22.10.20

Elogio rasgado

Rhye, “Taste” (live in Paris), in https://www.youtube.com/watch?v=ZM7drRMLAr0

O elogio rasgado é um lugar traiçoeiro para se estar. O elogiado pode não saber que a palavra que complementa o elogio é verbo, não é adjetivo – e que, por a visão já não ser a de outrora, escapou-se-lhe a vírgula entre os dois termos. Um elogio assim rasgado é a negação de si mesmo; ou a confissão do que dantes teria sido episódio de elogio foi, entretanto, rasgado, deixando de o ser. O elogiado nunca saberá se o elogiador queria usar um verbo ou um adjetivo à frente do substantivo. Para discernir a vírgula em separação dos termos, é aconselhável a visita a um oftalmologista.

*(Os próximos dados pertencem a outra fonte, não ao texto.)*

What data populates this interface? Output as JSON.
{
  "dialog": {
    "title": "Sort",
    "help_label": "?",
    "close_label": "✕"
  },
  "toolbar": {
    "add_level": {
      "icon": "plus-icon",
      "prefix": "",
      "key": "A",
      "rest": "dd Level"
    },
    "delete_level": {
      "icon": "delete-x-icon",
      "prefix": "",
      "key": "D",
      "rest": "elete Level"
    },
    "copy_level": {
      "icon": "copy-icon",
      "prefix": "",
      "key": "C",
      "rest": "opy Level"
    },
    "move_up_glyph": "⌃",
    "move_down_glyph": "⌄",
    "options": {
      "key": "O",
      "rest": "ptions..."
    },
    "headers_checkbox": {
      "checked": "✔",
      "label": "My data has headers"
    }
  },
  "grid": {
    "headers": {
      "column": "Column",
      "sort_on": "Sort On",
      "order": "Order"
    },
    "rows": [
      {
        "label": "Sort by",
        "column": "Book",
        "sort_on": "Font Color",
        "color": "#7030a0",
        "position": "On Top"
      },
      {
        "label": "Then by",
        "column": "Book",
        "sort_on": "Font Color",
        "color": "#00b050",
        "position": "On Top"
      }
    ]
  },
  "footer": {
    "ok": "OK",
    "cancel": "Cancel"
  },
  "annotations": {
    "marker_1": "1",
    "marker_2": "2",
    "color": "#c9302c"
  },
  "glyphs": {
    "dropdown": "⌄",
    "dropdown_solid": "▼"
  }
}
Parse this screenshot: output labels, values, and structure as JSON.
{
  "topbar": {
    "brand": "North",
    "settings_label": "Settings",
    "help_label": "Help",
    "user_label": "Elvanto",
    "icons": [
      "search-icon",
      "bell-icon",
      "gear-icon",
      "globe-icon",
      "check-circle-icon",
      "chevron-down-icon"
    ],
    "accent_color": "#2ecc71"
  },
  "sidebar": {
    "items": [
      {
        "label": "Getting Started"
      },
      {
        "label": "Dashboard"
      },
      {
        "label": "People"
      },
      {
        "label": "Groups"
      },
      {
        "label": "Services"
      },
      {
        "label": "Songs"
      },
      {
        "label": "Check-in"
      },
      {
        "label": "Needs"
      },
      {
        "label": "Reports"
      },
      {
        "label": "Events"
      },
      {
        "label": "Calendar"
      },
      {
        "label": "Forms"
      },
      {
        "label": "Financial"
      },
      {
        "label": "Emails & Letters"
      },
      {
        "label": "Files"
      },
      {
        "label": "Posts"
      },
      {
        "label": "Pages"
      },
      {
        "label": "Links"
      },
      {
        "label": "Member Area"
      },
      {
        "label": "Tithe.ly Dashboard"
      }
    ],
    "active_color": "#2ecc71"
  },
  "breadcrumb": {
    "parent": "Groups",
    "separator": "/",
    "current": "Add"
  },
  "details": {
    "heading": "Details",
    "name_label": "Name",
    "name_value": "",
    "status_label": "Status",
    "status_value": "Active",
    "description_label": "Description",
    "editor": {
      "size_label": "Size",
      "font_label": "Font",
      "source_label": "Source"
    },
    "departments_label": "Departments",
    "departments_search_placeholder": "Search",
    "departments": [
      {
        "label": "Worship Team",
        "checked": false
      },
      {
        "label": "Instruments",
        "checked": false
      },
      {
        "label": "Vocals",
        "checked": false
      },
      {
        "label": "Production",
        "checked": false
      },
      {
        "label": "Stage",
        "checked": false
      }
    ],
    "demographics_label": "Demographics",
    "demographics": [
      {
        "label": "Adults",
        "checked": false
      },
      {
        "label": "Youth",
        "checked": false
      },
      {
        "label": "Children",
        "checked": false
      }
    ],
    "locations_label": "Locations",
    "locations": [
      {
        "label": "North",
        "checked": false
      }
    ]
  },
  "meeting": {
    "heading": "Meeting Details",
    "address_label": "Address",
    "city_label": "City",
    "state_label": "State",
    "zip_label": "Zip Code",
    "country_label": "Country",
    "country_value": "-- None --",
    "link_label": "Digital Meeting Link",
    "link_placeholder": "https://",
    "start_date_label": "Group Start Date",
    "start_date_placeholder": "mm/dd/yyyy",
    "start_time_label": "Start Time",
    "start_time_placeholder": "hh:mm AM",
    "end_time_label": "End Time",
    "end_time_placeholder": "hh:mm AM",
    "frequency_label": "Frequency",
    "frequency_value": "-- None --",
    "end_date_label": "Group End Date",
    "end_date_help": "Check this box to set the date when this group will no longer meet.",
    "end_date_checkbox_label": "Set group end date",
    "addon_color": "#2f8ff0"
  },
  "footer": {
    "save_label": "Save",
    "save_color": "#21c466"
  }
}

Ainda que seja adjetivo: o idioma tropeça nestas fórmulas ardilosas (há quem lhe chame “expressões idiomáticas”). Se o elogio é rasgado, é porque deixou de existir. Quando rasgamos uma folha de papel, ela passa à história como inexistência. Quando rasgamos a pele, ela fica com cicatrizes; um elogio rasgado é um elogio exposto às vicissitudes das cicatrizes? Ou então, pode ser sinónimo de algo que se abre e fica exposto à consideração do utente da coisa. O elogio é rasgado e fica patente aos sentidos do elogiado. Tal como no consumo da coisa que só é consumível depois de rasgado o invólucro que a cobre, o elogio rasgado fica ao critério do elogiado.

Tudo depende de como se entoa o elogio. A impostura poderá ser tanta que a voz delicodoce se arma como esconderijo do oposto do que está a ser dito. Um elogio rasgado pode ser um presente envenenado. Pois ele há elogios que são um despautério na pessoa do elogiado. O elogiador sabe-o. Ao rasgar o elogio, está a rasgar a alma do elogiado. Não há critério mais cínico para escarnecer de alguém.

Sempre que ouço alguém a proferir a expressão “elogio rasgado”, sobe à superfície a imagem do rasgar em câmara lenta, como quem expropria a indumentária do outro vagarosamente, para ser maior a humilhação. Milímetro a milímetro rasgadas as vestes, com um olhar de desdém que se entroniza na fala que desfaz o elogiado ao risível, sem que este dê conta que a intenção é o antónimo do que é dito. 

Elogio rasgado, pois os que se saciam nas genuflexões consequentes ao elogio (rasgado) precisam tanto de autoestima que nem se apercebem como o rasgado elogio é uma elegia.